In any event, even assuming that the accident was caused by the defective condition of the soap tray, Coinmach submitted evidence demonstrating, prima facie, that it did not create or have actual or constructive notice of such condition. Through the deposition testimony of the building superintendent and the deposition testimony of an employee of Coinmach, as well as service logs, Coinmach established that the washing machines in the laundry room were regularly monitored and cleaned, and that there was no record of any prior complaints about the soap tray before the accident (see Isaacs v. Federated Dept. Stores, Inc. , 146 A.D.3d 762, 764, 44 N.Y.S.3d 203 ; Caban v. Bronx Park S. II Assoc. , 142 A.D.3d 462, 36 N.Y.S.3d 600 ; Bazne v. Port Auth. of N.Y. & N.J. , 61 A.D.3d 583, 877 N.Y.S.2d 321 ). The superintendent testified that he would check the laundry room twice per day to make sure the machines were functioning, and that every morning, at 8:30 a.m., the porter would clean the exterior of the washing machines, which included pulling out the soap trays and wiping them down. In addition, the superintendent testified that the porter would report to him if there were any maintenance issues with the washing machines, and that, prior to the injured plaintiff's accident, he was not told of any issues with the soap trays. Additionally, Coinmach's area vice president testified that prior to the accident, he was not aware of any complaints about the soap trays pulling free from the machines, and that the service call records did not note any issues with regard to the subject soap tray prior to the incident. In opposition, the plaintiffs failed to raise a triable issue of fact. The affidavit of the plaintiffs' expert engineer was insufficient to raise a triable issue of fact because his conclusions were not supported by empirical data or any relevant industry standard, and did not allege the violation of any applicable statute or regulation (see Zamor v. Dirtbusters Laundromat, Inc. , 138 A.D.3d at 1115, 31 N.Y.S.3d 130 ; Brown v. City of Yonkers , 119 A.D.3d 881, 882, 989 N.Y.S.2d 886 ; see also Martirosyan v. Antreasyan , 153 A.D.3d 616, 616–617, 57 N.Y.S.3d 404 ).

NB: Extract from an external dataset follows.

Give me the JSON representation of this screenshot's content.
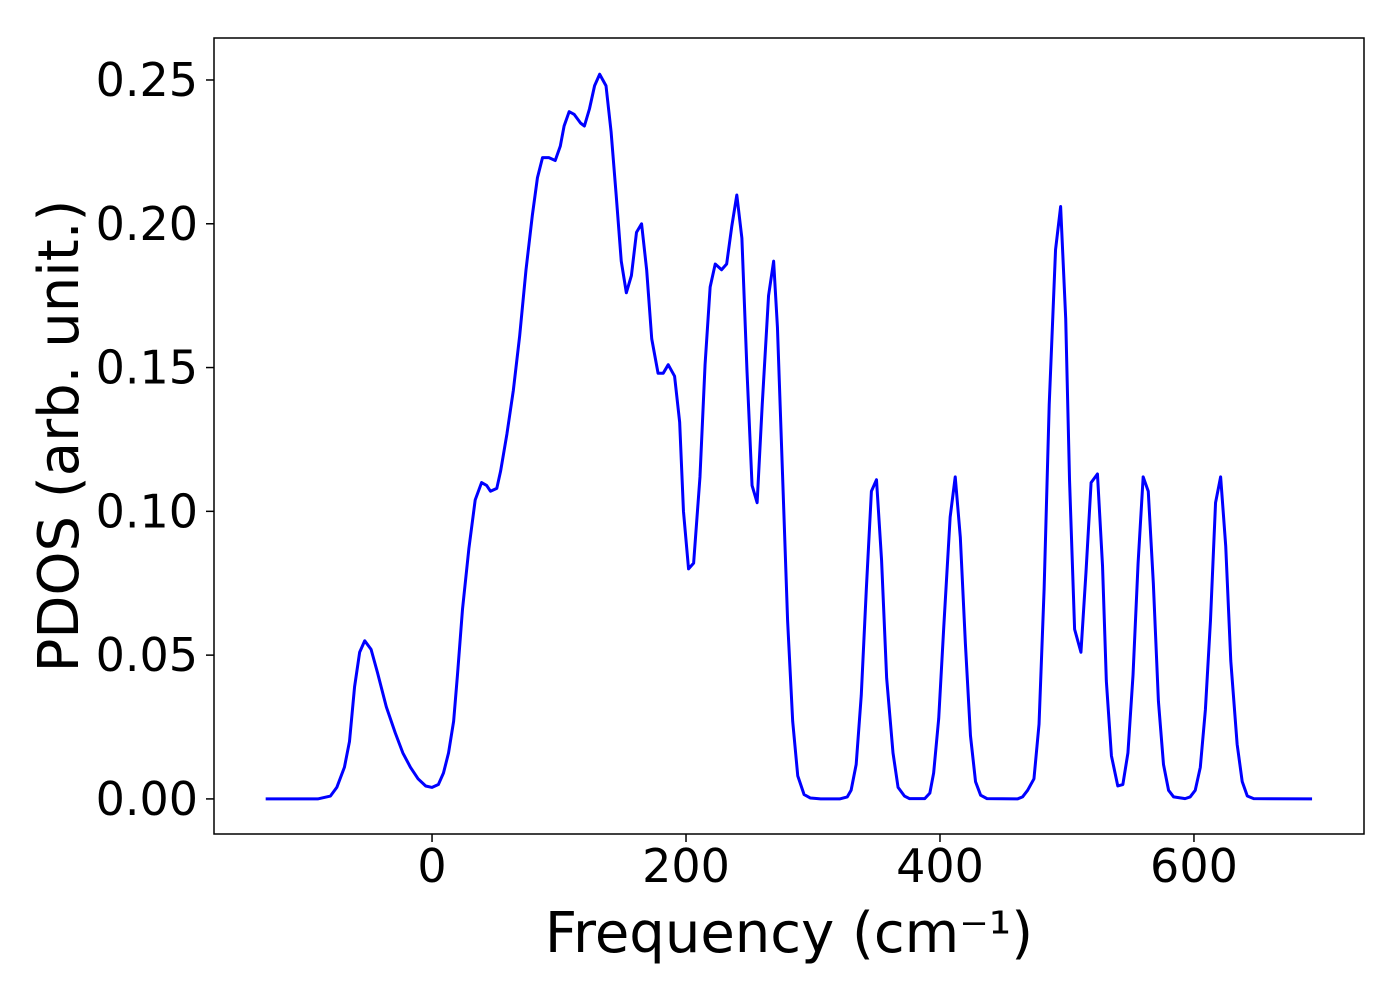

Coinmach also made a prima facie showing of entitlement to judgment as a matter of law dismissing the cross claims for contribution and common-law and contractual indemnification asserted against it by demonstrating that it was free from fault in the happening of the accident (see Troia v. City of New York , 162 A.D.3d 1089, 1093, 80 N.Y.S.3d 117 ; Stanton v. Oceanside Union Free Sch. Dist. , 140 A.D.3d 731, 734, 32 N.Y.S.3d 620 ; Charles v. William Hird & Co., Inc. , 102 A.D.3d 907, 909, 959 N.Y.S.2d 506 ; cf. Flossos v. Waterside Redevelopment Co., L.P. , 108 A.D.3d 647, 970 N.Y.S.2d 51 ). In opposition, Highlawn and Wentworth failed to raise a triable issue of fact.
Accordingly, the Supreme Court properly granted Coinmach's motion for summary judgment dismissing the complaint and all cross claims insofar as asserted against it.